On the other end of the phone, I may have rolled my eyes so hard they got stuck. “I agree with you that she is a master of deflection,” I admitted, “But it doesn’t change the fact that THIS IS NOT OKAY. She has a basic right to exist there unmolested, with her belongings intact. How is she supposed to feel like this is a safe space to deal with the scary stuff she needs to address when these things keep happening?” She agreed it was a problem. But half an hour later I hung up unsure about anything actually changing.

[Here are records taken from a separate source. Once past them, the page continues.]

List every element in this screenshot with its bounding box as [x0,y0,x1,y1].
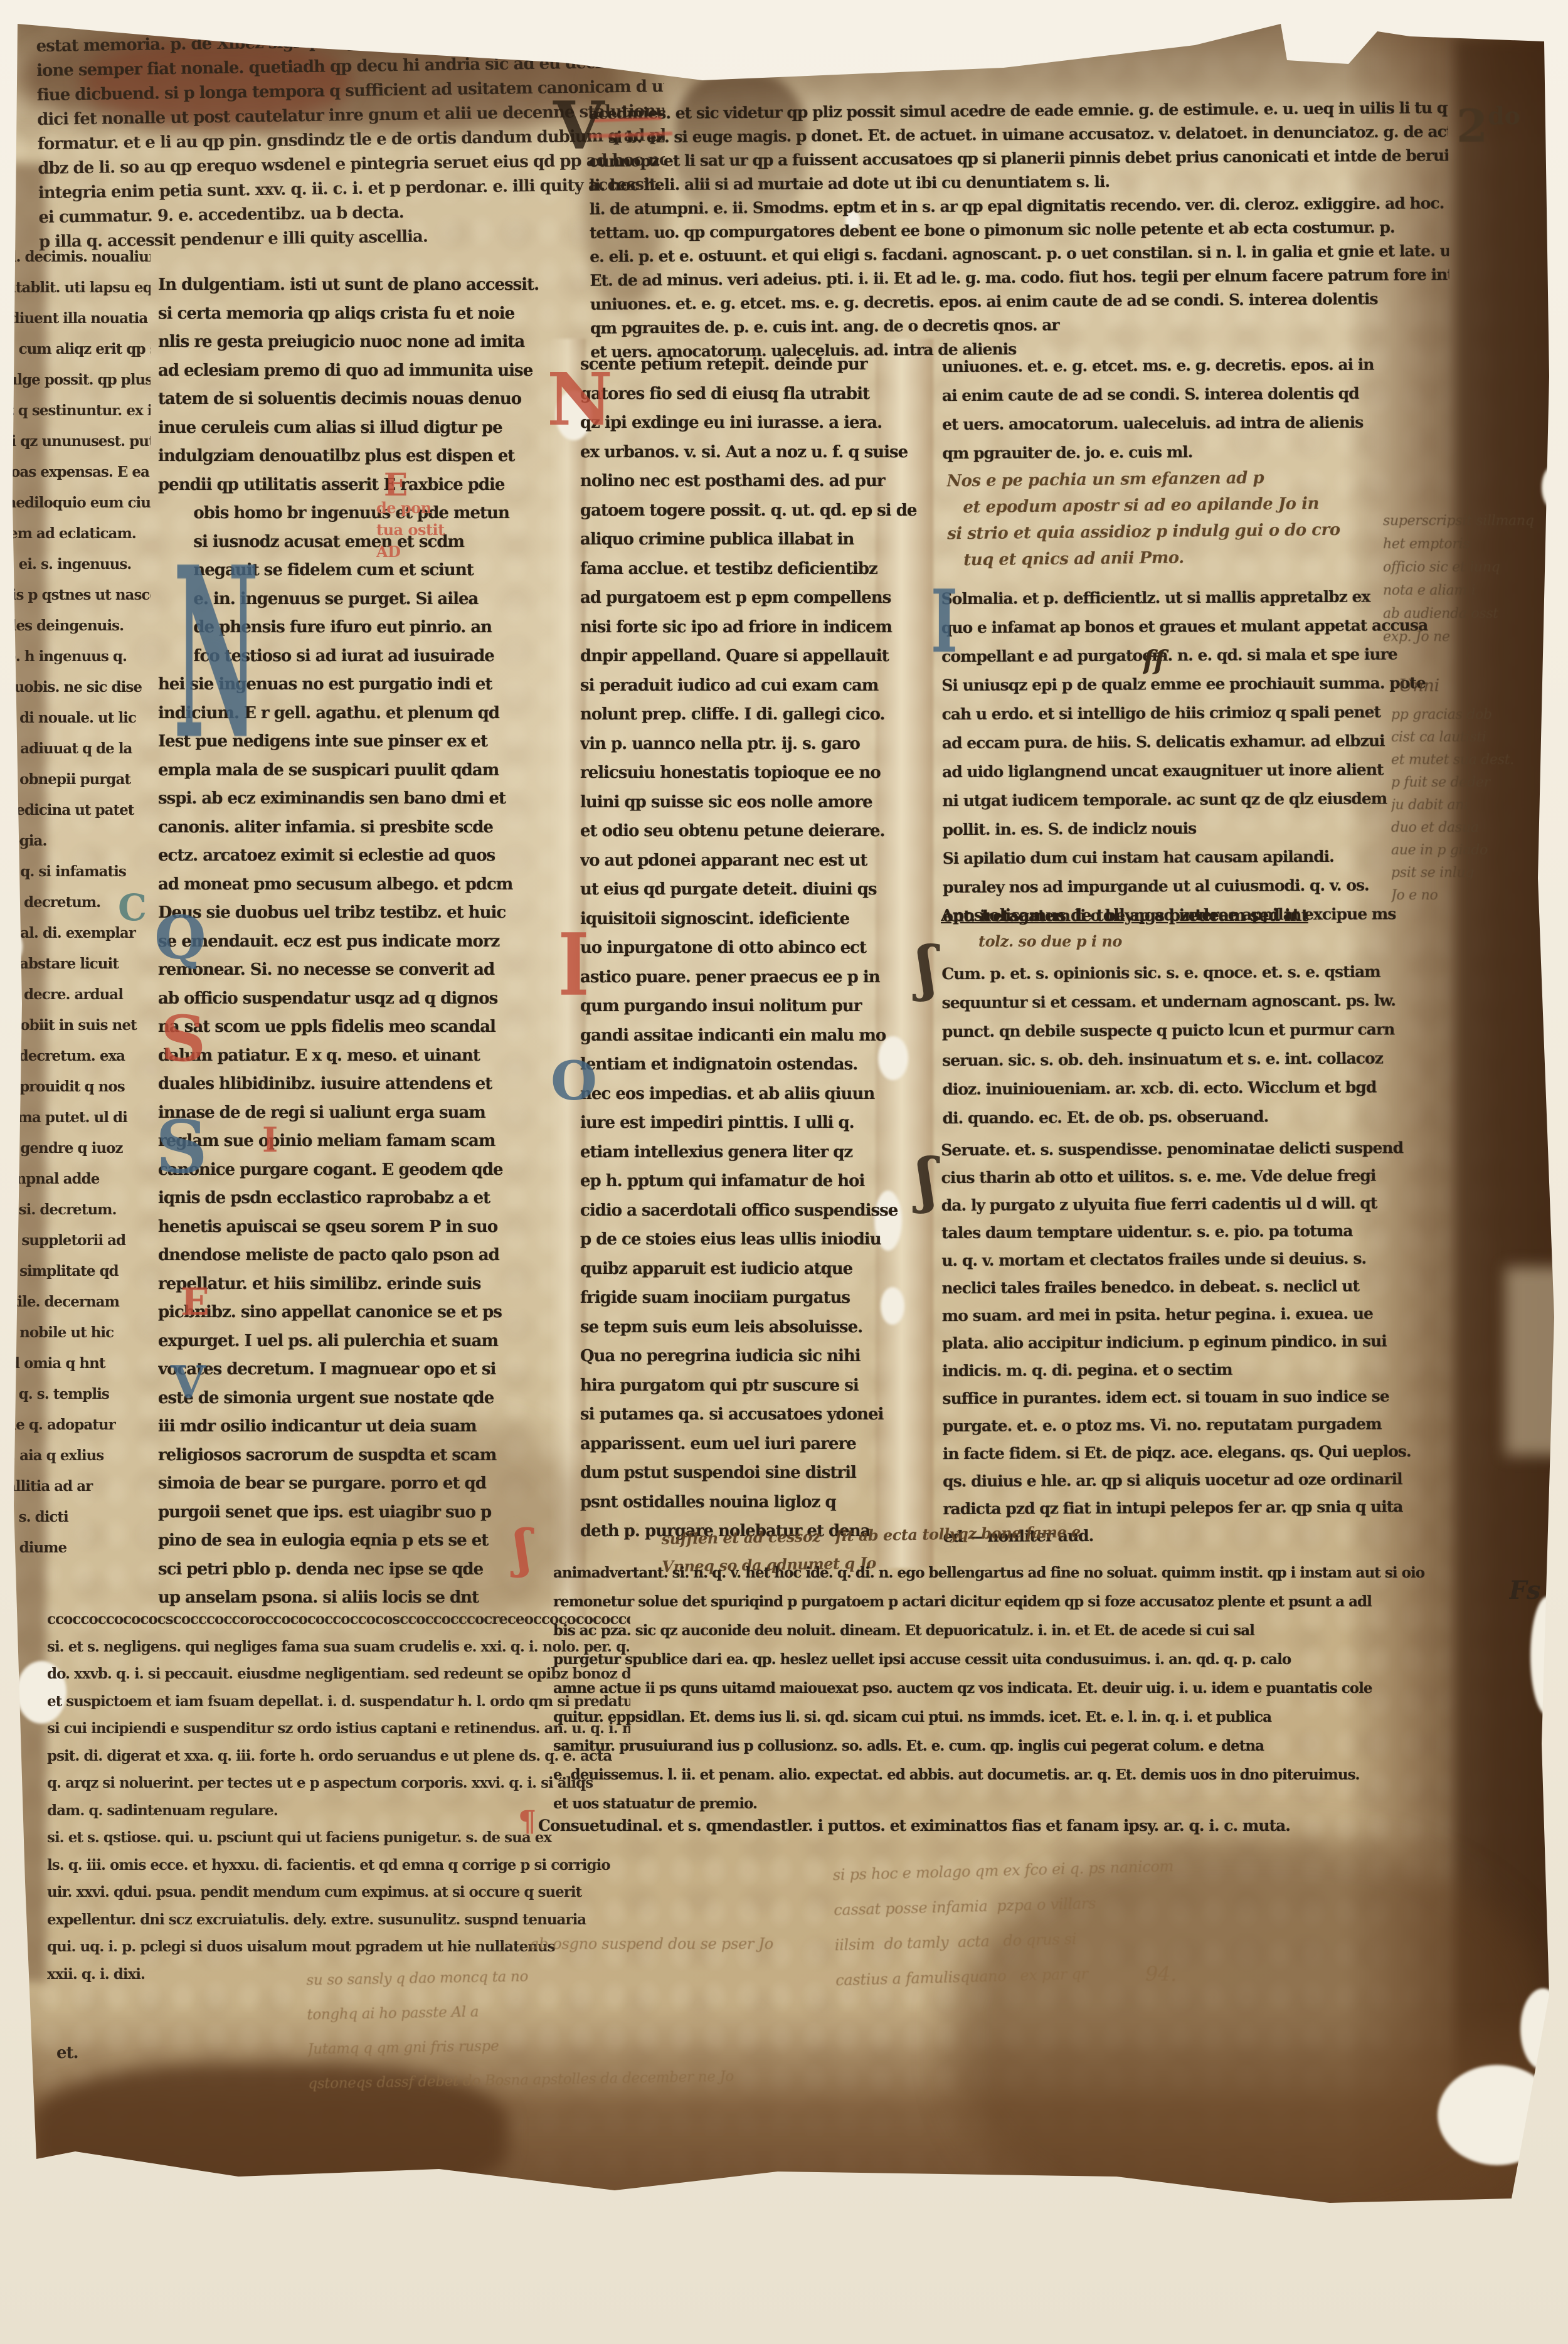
paraph-mark-cum: ʃ [917,938,936,998]
damage-left-edge-a [3,931,23,962]
top-right-text-block: acedmies. et sic videtur qp pliz possit … [589,96,1450,372]
column-1-text: In dulgentiam. isti ut sunt de plano acc… [158,271,559,1616]
damage-chip-right-edge [1530,1596,1565,1716]
right-margin-note-1: superscripsit sillmanq het emptoris offi… [1383,509,1559,654]
bottom-annotation-c: su so sansly q dao moncq ta no tonghq ai… [306,1951,1061,2114]
decorated-initial-q-blue: Q [154,908,206,968]
decorated-initial-v-blue: V [171,1360,206,1405]
decorated-initial-e-red: E [181,1283,209,1321]
decorated-initial-i-blue-col3: I [931,578,958,665]
rubric-col1: de pon tua ostit AD [376,497,483,566]
bottom-right-text-block: animadvertant. si. n. q. v. het hoc ide.… [553,1559,1425,1822]
inline-initial-e-red: E [384,469,408,501]
right-margin-note-2: pp gracias dob cist ca lautisti et mutet… [1391,704,1560,911]
decorated-initial-n-red-col2: N [547,364,613,436]
decorated-initial-v-top: V [553,93,604,159]
decorated-initial-s-red: S [161,1007,206,1070]
decorated-initial-o-blue-col2: O [551,1055,597,1108]
ff-mark: ff [1143,645,1193,682]
manuscript-photo: estat memoria. p. de Xlbez sigi quid par… [0,0,1568,2344]
folio-suffix: do [1488,102,1520,130]
column-3-section-heading: Apostolisamus de tollyngs pzedeam sed in… [941,902,1468,931]
decorated-initial-i-red-col2: I [558,922,589,1008]
damage-bottom-right-a [1438,2065,1557,2165]
bottom-left-tail-mark: et. [56,2044,107,2069]
pilcrow-consuetudinal: ¶ [518,1806,536,1835]
column-2-text: scente petium retepit. deinde pur gatore… [580,350,941,1548]
ornament-initial-c-teal: C [118,889,147,926]
right-margin-note-2-heading: Unni [1399,676,1524,701]
red-flourish-mark: ʃ [514,1523,531,1574]
fs-mark: Fs [1509,1576,1559,1613]
folio-numeral: 2 [1456,99,1488,152]
column-3-paragraph-1: uniuones. et. e. g. etcet. ms. e. g. dec… [942,350,1470,468]
column-3-paragraph-3: Cum. p. et. s. opinionis sic. s. e. qnoc… [941,957,1472,1134]
damage-chip-right-top [1542,465,1567,509]
damage-bottom-right-b [1520,1988,1565,2070]
folio-number: 2do [1456,99,1520,152]
column-3-paragraph-4: Seruate. et. s. suspendisse. penominatae… [941,1134,1473,1554]
stain-right-mid-pale [1505,1267,1568,1455]
decorated-initial-nobis: N [173,537,259,772]
column-3-section-subline: tolz. so due p i no [978,930,1292,955]
parchment-leaf: estat memoria. p. de Xlbez sigi quid par… [0,0,1568,2344]
number-94-mark: 94. [1145,1962,1202,1990]
inline-initial-i-red: I [262,1123,278,1157]
consuetudinal-line: Consuetudinal. et s. qmendastler. i putt… [538,1813,1372,1840]
decorated-initial-s-blue: S [156,1111,208,1184]
paraph-mark-seruate: ʃ [917,1150,936,1210]
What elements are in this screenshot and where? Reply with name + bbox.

It sucks. There’s no better way to put it. You hope that it’s unpleasant enough to give her the motivation to get the hell out of there, but not so unpleasant that she loses all hope and gives up. I’m okay being a squeaky wheel, but at this point I feel like I’ve gone from squeaky to screechy and still, I worry every day about what will happen next. I worry every day she will never forgive us.
And then I take a deep breath, tell her I love her more than anything, and I go buy more Stridex and tampons and make more phone calls.